# Prove Bernoulli Process is Markov Chain

• Sep 5th 2009, 04:42 PM
Jimmy_W
Prove Bernoulli Process is Markov Chain
Let \$\displaystyle Z_1, Z_2, ...\$ be a Bernoulli Process with success parameter p. Prove if

\$\displaystyle Y_0, Y_1,...\$, where \$\displaystyle Y_{k+1} = max(0, Y_k + 2Z_{k+1} - 1)\$ for \$\displaystyle k = 0,1,...\$ and \$\displaystyle Y_0 = 0\$

and

\$\displaystyle X_0, X_1,..\$ where \$\displaystyle X_{k+1} = Z_{k+1} + Z_k\$ for \$\displaystyle k = 0,1,...,\$ and \$\displaystyle X_0 = 0\$

are Markov chains.
• Sep 8th 2009, 06:40 PM
Jimmy_W
Does anyone have any idea how to go about these?
• Sep 9th 2009, 01:58 AM
pedrosorio
\$\displaystyle X_2 = Z_2 + Z_1\$

Let us suppose \$\displaystyle X_2 = 1\$ then, either \$\displaystyle Z_2=1 \mbox{ and } Z_1=0 \mbox{or} Z_1=0 \mbox{ and } Z_2=1\$ with 0.5 probability of each case.

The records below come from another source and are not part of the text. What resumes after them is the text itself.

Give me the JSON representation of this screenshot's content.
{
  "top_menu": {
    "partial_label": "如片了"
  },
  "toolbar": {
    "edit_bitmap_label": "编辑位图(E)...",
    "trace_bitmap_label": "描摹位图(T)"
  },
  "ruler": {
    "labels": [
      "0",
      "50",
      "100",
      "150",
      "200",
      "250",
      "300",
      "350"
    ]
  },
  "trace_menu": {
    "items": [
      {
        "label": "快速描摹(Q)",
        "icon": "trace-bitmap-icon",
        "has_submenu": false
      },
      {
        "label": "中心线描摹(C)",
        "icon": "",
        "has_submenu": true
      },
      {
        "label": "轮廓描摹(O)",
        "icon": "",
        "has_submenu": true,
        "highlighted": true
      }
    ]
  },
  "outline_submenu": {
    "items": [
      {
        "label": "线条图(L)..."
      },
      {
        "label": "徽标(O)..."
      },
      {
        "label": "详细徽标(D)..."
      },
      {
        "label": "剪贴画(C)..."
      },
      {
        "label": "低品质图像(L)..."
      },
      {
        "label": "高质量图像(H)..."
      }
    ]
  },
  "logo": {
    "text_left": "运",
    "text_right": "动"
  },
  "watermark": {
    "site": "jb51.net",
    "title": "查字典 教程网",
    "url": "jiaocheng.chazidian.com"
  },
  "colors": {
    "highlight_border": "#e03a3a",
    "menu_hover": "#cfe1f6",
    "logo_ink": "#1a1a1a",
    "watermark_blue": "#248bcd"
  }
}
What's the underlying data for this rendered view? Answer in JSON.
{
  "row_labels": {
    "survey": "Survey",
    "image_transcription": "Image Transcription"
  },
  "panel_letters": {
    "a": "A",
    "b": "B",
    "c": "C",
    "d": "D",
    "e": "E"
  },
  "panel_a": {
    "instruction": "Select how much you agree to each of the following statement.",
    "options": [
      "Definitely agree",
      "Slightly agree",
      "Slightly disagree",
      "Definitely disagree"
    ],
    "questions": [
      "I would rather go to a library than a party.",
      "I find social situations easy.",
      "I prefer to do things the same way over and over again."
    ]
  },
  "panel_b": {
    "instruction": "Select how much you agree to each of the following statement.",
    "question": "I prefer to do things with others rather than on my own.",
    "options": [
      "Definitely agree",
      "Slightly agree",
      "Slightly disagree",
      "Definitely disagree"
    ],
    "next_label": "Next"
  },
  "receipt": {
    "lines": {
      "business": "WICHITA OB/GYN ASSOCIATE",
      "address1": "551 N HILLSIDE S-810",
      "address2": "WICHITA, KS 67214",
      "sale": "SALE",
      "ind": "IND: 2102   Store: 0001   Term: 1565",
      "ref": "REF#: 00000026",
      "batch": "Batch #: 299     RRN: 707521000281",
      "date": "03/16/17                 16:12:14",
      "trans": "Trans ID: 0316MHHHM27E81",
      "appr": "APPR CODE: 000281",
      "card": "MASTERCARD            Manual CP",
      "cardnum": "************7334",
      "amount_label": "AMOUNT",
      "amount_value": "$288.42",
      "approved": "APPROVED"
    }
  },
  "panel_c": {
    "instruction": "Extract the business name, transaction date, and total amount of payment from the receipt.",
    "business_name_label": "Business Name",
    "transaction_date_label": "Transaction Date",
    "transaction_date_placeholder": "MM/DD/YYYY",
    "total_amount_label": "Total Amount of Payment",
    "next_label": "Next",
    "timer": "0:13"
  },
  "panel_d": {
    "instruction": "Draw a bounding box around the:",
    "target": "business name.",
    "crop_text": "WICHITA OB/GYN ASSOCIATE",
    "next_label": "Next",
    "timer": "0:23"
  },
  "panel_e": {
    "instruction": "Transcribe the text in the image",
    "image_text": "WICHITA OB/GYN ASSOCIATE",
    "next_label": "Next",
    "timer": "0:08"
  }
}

Given this, and knowing that \$\displaystyle X_3 = Z_3 + Z_2\$

\$\displaystyle P(X_3 = 1|X_2 = 1) = p*0.5 + (1-p)*0.5 = 0.5\$

However, if we know that \$\displaystyle X_1 = Z_1 + Z_0 = 2\$ we know that \$\displaystyle Z_1 = 1\$

Taking this into account, we get that,\$\displaystyle X_1 = 2\$ and \$\displaystyle X_2 = 1\$, imply \$\displaystyle Z_2 = 0\$.

Therefore,

\$\displaystyle P(X_3 = 1 | X_2 = 1, X_1 = 2) = p\$

It doesn't seem to be a Markov Chain